After getting his degree from SUNY Potsdam, he moved to South Carolina and was hired as a naturalist for Kiawah Island Nature Preserve, a small barrier island just south of Charleston. He loved the work, but he wanted to keep progressing in his career, with the goal of becoming a professor like Johnson. He returned to SUNY Potsdam for a conversation with his favorite professor. “I said ‘Glenn, I don’t know what to do to get to the next level.’ And he told me, ‘Keep reading and keep writing. This is a good opportunity for you as a naturalist to just keep learning. There are so many birds, there are so many plants, just turn it into a classroom,’” he recalled.
Skoik took his words to heart, and he returned to the nature preserve to resume his work.
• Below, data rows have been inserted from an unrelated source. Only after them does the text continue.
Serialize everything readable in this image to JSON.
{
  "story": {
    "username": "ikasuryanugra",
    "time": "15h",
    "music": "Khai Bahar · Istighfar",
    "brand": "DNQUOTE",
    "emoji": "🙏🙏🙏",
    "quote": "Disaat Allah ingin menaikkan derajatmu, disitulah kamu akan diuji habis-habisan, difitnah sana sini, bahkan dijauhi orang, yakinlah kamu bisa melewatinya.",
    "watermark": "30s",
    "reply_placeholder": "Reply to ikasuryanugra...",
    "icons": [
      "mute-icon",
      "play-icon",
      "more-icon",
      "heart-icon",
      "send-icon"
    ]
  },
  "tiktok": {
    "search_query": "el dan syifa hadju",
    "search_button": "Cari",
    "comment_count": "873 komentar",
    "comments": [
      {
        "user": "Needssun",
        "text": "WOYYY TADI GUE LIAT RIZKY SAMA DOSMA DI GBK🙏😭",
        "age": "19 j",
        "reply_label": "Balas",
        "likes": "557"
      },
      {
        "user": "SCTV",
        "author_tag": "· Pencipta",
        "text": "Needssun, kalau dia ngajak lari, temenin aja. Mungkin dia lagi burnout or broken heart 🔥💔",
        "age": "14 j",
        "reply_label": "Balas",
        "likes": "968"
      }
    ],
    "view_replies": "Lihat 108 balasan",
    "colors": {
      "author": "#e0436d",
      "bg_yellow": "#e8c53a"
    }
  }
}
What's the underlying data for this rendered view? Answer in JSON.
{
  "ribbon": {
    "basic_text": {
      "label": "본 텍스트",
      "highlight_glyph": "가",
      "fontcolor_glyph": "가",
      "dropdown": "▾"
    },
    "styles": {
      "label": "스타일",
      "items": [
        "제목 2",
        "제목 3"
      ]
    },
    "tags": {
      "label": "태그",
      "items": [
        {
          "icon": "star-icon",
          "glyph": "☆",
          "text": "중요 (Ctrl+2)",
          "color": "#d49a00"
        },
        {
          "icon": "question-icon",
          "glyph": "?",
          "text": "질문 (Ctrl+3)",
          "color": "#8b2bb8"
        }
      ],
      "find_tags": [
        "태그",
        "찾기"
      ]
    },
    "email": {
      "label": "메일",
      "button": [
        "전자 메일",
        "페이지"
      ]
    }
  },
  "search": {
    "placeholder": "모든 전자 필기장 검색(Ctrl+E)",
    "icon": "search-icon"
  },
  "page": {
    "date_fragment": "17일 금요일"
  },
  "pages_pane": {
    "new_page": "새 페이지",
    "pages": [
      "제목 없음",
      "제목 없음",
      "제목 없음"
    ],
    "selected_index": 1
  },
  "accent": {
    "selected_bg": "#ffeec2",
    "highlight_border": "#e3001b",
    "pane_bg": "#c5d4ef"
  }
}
He continued managing 23,000 acres of land where he controlled invasive species, oversaw prescribed burns, and regulated hunting and fishing on the island—all while learning as much as he could in his outdoor classroom. “That was one of the best jobs I ever had. I was outside and I was kayaking, kind of like I was doing in Potsdam on the weekends. I had that same feeling when I was riding down the river teaching people about Diamondback terrapins in the marsh,” he said.
After five years, he was ready for the next step, and enrolled in a master’s degree program in biology at Citadel College, which led to an adjunct professor position at the college after he got his degree. At the same time, he started working as a wildlife biologist for the Black River Cypress Preserve—soon to be South Carolina’s next state park—where he conducted research on birds, and cataloged the different species living there. “Each job that I’ve had is tied to Potsdam. I put everything together and learned how to do a whole research project. It was an amazing opportunity for me because I was the first person to do research on birds there,” he said.
Fast forward to the summer of 2022 and Skoik is now starting his career as a biology professor at Morris College—embracing the opportunity to inspire his students, in the same way his passion was fueled at SUNY Potsdam. “This was my goal, to be a biology professor, working with students, and teaching them what my professors at Potsdam taught me,” he said. “I always look back to Potsdam as the time that I figured out what I wanted to do. I figured out how to learn, and the professors gave me the tools to do that. SUNY Potsdam shaped my life. It’s a special place.”